Wade’s music band, according to the Southern Poverty Law Center, was linked to the Hammerskins skinhead organization—“called the most violent skinhead group in the US” by the Anti-Defamation League—the same organization that the main character of Irregular Army(and the Nation Fund article), Forrest Fogarty, belongs to. Fogarty, who served in the military police in Iraq from 2004 to 2005, also has his own neo-Nazi band called Attack. Fogarty gave me one of his albums when I interviewed him in Tampa, Florida. One song: “Eye For An Eye” opens with the lines: “A slow painful death I strive / Why are you still alive?” 
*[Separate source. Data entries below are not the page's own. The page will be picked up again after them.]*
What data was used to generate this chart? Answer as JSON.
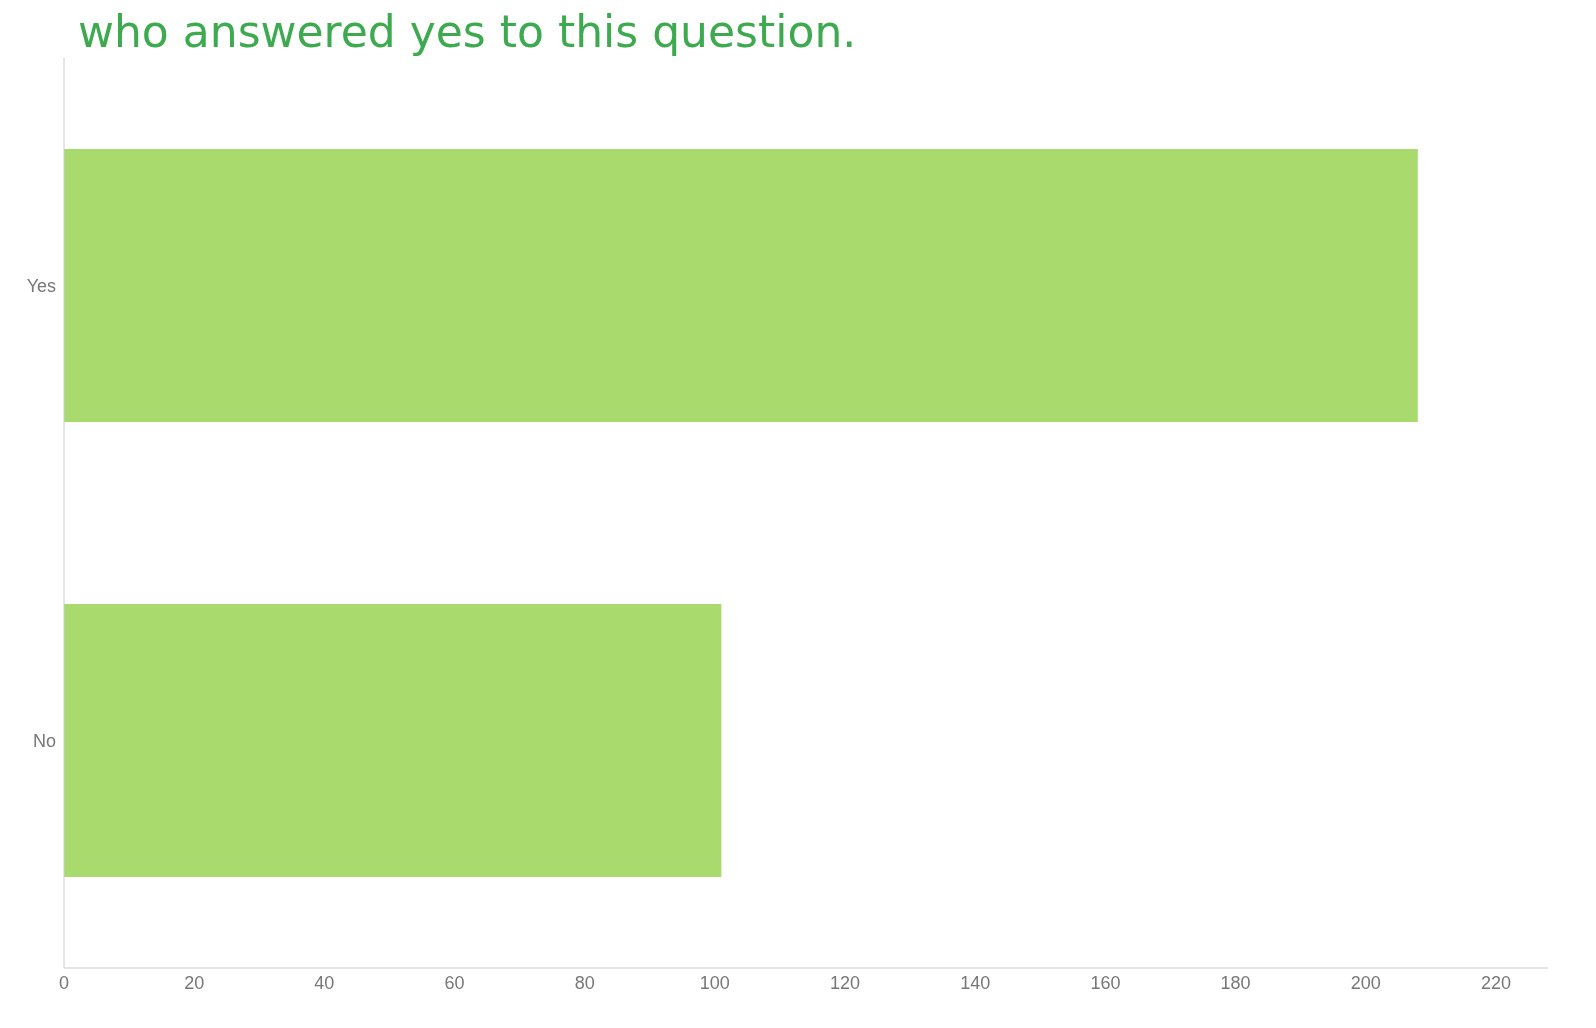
{
  "chart_data": {
    "type": "bar",
    "orientation": "horizontal",
    "title": "who answered yes to this question.",
    "categories": [
      "Yes",
      "No"
    ],
    "values": [
      208,
      101
    ],
    "color": "#a8da6e",
    "xlim": [
      0,
      228
    ],
    "xticks": [
      0,
      20,
      40,
      60,
      80,
      100,
      120,
      140,
      160,
      180,
      200,
      220
    ],
    "legend": false
  }
}
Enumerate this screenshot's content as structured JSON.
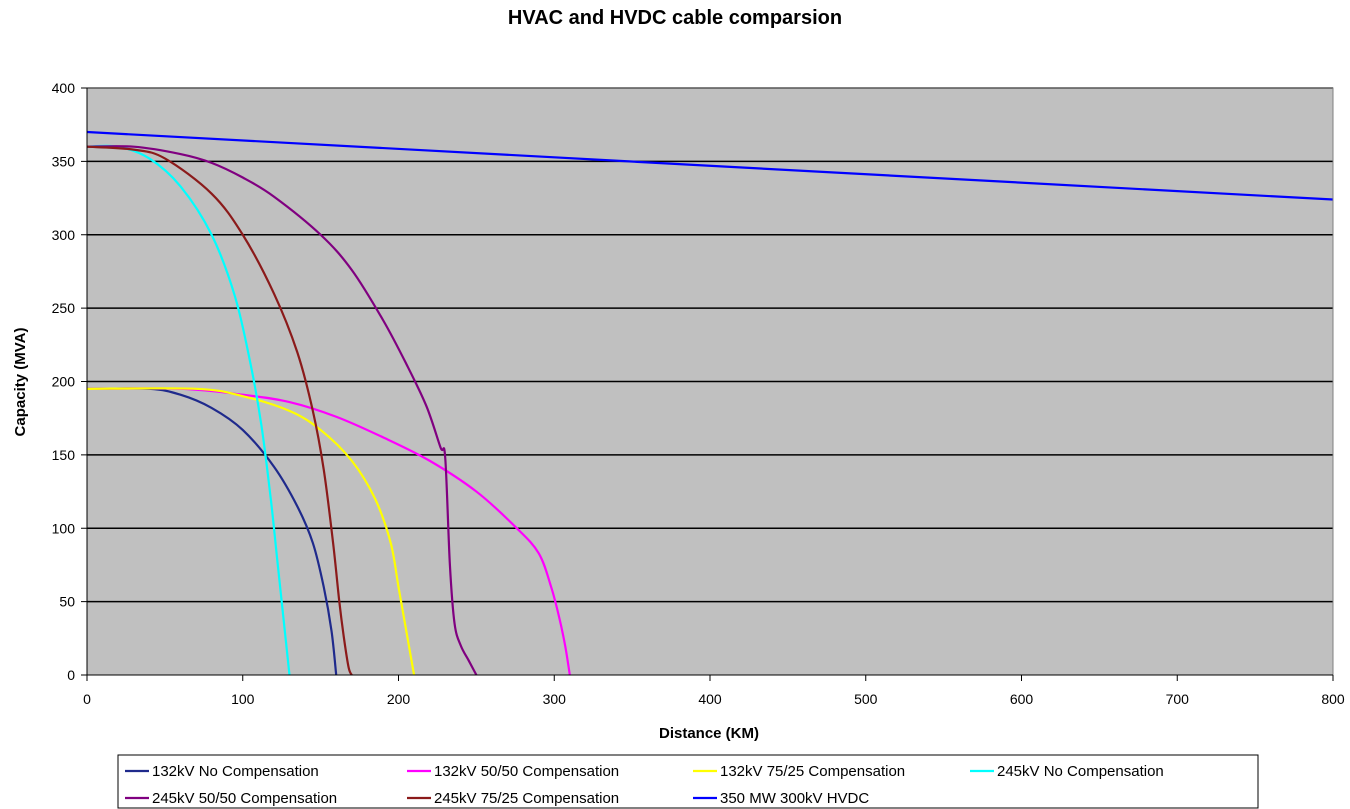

Wade, however, is not the first neo-Nazi veteran to have committed murder back in the US, nor surely will he be the last. There have been countless less well known cases where extremist veterans—some after serving in Iraq and Afghanistan—have brought the war home with them. In 2007, neo-Nazi Kenneth Eastridge was part of a team of three which killed a fellow soldier in Colorado Springs. In 2005, neo-Nazi James Douglas Ross was caught trying to mail a submachine gun back from Iraq to his father in Spokane, Washington, while in March 2011 when the FBI arrested Kevin William Harpham, a thirty-six-year-old member of the neo-Nazi National Alliance, also in Spokane, Washington, on suspicion of planting a bomb at a Martin Luther King Day celebration which if detonated would have killed hundreds of people. Harpham had served in the US army for two years in the mid-1990s. The US military ostensibly has a ban on its soldiers having racist tattoos or taking active roles within white supremacist groups, but the regulations are vague and rarely enforced. Neo-Nazis often join the military to gain weapons training in order to come back to the US and start the domestic “race war” they believe is coming. Some struggling to readjust to life in the US after traumatic tours of Iraq and Afghanistan also found solace in extremist organizations, a problem fingered by the Department of Homeland Security in 2009.

There are undoubtedly many other Wade’s out there in America, battle-hardened and, thanks to the US military, trained in using the most advanced weaponry known to man. Nidal Malik Hasan, the alleged Fort Hood shooter who killed 13 fellow soldiers, showed that the US military has even shown insouciance towards Islamic fundamentalism—it was found subsequently that the command structure had been aware he was conversing via email with extremist cleric Anwar al-Awlaki (assassinated by Obama administration in 2011). Jared Loughner, who shot dead six people in Arizona, also tried to enter the military not long before his shooting spree. He was only disallowed after telling them that he had used marijuana—something he could have easily lied about, as many others surely have. For that reason, I believe it’s only a matter of time before the next tragedy, not to speak of the tragedies that this open-door policy has already caused in Iraq and Afghanistan.